Sen. Jon Tester on Thursday labeled President Vladimir Putin a war criminal and said the U.S. would do everything in its power to ensure Ukraine has the resources it needs to defeat Russian aggression.
Tester didn’t identify a “red line” of Russian actions that would potentially prompt a military response from the U.S., but he did say the U.S. and NATO would continue to explore all options and have already provided Ukraine with billions of dollars in military aid.
“If you look at the pictures on the news at night and you see what Putin is doing to that country, this guy is a war criminal and he’s going to be held accountable for his actions, and I think he knows it,” Tester told the Missoula Current. “It’s like having a wild animal cornered. You don’t know where he’s going to go.”
Tester will join the chair of the Senate Armed Services Committee in a trip to Poland in the coming days to meet with representatives from Poland, the Baltics and Urkaine on what they need to move forward.
Sen. Steve Daines recently traveled to Poland and Germany as well.

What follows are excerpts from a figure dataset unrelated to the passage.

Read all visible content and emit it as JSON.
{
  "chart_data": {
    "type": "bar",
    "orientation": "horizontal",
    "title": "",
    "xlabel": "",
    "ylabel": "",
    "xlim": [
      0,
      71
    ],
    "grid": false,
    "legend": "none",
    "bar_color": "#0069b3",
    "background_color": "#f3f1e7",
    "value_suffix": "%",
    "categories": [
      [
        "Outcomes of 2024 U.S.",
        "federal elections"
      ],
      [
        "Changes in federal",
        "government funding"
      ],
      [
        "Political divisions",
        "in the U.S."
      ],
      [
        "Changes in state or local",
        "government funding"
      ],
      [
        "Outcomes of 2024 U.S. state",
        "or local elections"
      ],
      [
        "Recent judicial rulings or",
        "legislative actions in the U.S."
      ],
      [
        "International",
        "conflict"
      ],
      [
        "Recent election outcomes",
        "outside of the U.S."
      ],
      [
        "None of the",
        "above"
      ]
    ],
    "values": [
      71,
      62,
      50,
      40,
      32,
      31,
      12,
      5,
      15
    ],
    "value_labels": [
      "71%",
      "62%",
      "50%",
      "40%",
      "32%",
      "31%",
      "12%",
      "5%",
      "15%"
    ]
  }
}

“What we’ve seen with Russia, they’re not as good as they thought they were and Ukraine could win this war,” Tester said. “At this moment in time, we’re doing everything possible and if there’s something we’re missing, hopefully we’ll find out about it next week and we’ll do that.”
Tester said the U.S. would continue to supply Ukraine with “everything it needs” to fend off the Russian invasion. However, he said a no-fly zone would likely be ineffective given Russia’s current military tactics.
The U.S. looks to avoid direct military engagement with Russian forces, Tester added.
“The deal with the red line, whatever it may be, is that you’re dealing with Russia and they’re a nuclear power, and where does this stop,” Tester said. “A nuclear conflict brings in the whole world. Right now, the U.S. is helping both from an equipment standpoint and an information standpoint.”
Tester added that the sanctions placed on Russia are working and in time, they could alter the outcome of the war.
“These sanctions we put on Russia are having some serious effects,” he said. “If we can get the generals to be able to influence him, and the oligarchs, which I think could happen – I’m not saying it will but it could – we’ll likely see a different outcome to this war.”